Government policy has been a decisive accelerant. The Metaverse Industry Innovation Development Three-Year Action Plan for 2023 through 2025, jointly issued in September 2023 by five ministries including MIIT and the Ministry of Culture and Tourism, explicitly mandated building cultural tourism metaverse experiences around cultural venues and scenic areas, specifying digital human interpretation and narration and XR guided tours as required products and services, and calling for the cultivation of a batch of well-known digital humans as benchmark cultural products. In May 2024, five agencies including the Ministry of Culture and Tourism issued the Smart Tourism Innovation Development Action Plan, China's first national-level smart tourism guideline, targeting an expanded smart tourism economy by 2027 through AI, VR/AR, and digital transformation of tourism facilities. In November 2024, the National Radio and Television Administration issued GY/T 411-2024, China's first formal industry standard for digital virtual humans, defining classification systems, application scenarios, image requirements, and driving technology standards, with Tencent Cloud AI serving as a key drafter.

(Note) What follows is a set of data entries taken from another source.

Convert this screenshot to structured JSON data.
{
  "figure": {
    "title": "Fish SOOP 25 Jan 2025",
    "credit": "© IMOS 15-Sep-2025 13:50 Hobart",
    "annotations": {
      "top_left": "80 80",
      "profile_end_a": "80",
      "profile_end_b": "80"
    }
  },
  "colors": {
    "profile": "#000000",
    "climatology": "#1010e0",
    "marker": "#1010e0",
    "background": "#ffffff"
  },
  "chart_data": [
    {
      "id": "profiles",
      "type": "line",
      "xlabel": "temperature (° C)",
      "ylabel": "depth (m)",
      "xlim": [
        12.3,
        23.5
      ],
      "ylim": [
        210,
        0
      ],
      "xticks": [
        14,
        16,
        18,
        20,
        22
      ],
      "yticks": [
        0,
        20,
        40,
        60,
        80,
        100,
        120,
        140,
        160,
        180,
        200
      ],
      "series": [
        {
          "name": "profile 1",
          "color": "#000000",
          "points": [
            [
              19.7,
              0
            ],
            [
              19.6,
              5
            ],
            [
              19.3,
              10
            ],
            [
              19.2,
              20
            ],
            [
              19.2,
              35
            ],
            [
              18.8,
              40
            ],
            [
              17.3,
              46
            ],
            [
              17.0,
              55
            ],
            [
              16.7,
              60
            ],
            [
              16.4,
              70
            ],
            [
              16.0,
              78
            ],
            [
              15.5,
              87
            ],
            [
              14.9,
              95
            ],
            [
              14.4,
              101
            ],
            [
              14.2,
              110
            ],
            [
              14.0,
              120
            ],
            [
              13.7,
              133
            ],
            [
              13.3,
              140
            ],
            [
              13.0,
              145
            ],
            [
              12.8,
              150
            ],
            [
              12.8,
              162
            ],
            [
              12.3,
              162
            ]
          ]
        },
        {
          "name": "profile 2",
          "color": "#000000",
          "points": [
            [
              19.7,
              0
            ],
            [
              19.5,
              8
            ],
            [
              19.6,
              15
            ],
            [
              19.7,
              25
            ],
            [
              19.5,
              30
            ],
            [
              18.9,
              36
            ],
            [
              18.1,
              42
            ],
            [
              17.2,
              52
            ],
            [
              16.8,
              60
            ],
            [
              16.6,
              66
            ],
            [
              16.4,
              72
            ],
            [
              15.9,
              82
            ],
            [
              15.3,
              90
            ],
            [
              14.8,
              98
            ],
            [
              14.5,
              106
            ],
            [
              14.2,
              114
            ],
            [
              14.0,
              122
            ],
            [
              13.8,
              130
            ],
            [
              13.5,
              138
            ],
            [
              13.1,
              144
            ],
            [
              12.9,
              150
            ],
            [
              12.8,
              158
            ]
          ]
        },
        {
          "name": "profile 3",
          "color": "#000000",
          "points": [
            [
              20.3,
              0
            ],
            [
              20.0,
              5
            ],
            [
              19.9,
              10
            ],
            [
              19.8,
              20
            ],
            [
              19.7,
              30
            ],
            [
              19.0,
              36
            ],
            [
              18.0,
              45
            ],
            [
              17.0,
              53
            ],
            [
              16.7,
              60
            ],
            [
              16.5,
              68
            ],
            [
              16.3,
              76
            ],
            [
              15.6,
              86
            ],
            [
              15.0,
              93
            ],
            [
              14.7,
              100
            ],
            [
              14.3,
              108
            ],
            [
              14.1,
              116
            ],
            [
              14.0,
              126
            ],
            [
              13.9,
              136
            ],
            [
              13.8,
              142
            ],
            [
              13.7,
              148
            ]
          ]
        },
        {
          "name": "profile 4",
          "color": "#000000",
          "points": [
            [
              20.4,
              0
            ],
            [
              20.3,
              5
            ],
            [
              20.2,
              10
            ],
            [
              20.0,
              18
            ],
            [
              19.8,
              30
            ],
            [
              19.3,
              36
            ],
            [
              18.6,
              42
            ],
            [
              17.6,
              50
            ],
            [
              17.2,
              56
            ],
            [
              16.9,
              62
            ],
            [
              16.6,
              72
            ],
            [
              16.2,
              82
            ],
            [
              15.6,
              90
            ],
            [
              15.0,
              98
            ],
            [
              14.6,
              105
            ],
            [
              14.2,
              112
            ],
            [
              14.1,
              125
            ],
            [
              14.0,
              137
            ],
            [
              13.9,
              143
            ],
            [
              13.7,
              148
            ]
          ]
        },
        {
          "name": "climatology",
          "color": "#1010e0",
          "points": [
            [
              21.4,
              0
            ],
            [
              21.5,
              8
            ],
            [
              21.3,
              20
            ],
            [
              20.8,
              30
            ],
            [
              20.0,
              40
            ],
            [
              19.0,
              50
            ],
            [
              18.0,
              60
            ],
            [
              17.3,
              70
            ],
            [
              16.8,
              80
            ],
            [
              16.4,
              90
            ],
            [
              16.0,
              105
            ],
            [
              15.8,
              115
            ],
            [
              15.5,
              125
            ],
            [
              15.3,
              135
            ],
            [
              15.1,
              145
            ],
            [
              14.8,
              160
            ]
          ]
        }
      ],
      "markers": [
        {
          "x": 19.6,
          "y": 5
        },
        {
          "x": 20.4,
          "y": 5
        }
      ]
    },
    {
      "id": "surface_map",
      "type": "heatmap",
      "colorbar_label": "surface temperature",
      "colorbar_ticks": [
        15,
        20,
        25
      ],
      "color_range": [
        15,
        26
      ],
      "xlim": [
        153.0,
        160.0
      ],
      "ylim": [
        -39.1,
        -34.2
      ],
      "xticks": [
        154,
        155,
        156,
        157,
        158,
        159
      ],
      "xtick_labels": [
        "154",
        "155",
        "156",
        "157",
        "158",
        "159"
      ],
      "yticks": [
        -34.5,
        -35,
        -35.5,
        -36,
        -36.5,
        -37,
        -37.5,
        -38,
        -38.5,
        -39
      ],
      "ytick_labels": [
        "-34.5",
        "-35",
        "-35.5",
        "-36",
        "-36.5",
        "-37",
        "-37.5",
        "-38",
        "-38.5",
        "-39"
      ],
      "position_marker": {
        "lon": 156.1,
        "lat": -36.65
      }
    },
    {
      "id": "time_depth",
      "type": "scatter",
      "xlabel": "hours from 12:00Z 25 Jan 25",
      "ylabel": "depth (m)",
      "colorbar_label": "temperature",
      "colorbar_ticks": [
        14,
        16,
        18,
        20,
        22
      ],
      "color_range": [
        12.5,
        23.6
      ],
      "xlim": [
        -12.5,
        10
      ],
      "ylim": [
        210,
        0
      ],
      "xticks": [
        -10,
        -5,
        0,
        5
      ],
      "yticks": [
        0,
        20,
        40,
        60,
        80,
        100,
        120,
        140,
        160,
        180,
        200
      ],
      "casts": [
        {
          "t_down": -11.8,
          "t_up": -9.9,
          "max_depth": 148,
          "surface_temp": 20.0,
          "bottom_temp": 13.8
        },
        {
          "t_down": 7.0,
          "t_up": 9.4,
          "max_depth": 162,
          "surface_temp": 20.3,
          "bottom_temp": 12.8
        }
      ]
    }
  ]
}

The July 2024 National AI Industry Comprehensive Standardization System Guide established digital human standards as a distinct AI product category, targeting more than 50 new standards and 1,000 implementing enterprises by 2026.
Provincial and municipal governments have pursued their own ambitious targets. Hangzhou issued a November 2024 plan targeting a one trillion yuan digital cultural tourism industry by 2027. Wuhan released a December 2024 plan targeting core cultural tourism metaverse industry scale exceeding 40 billion yuan by 2027. By end 2024, 21 provincial-level and 40 municipal-level units had issued nearly 300 specialized policies related to digital human industries, with Beijing, Shanghai, Guangdong, and Zhejiang as the most prolific policy issuers. The IEEE also approved a global 3D digital human standard on modeling and driving technical requirements in September 2024, submitted by a Chinese company, signaling China's ambition to set international norms for the technology it is deploying so aggressively at home.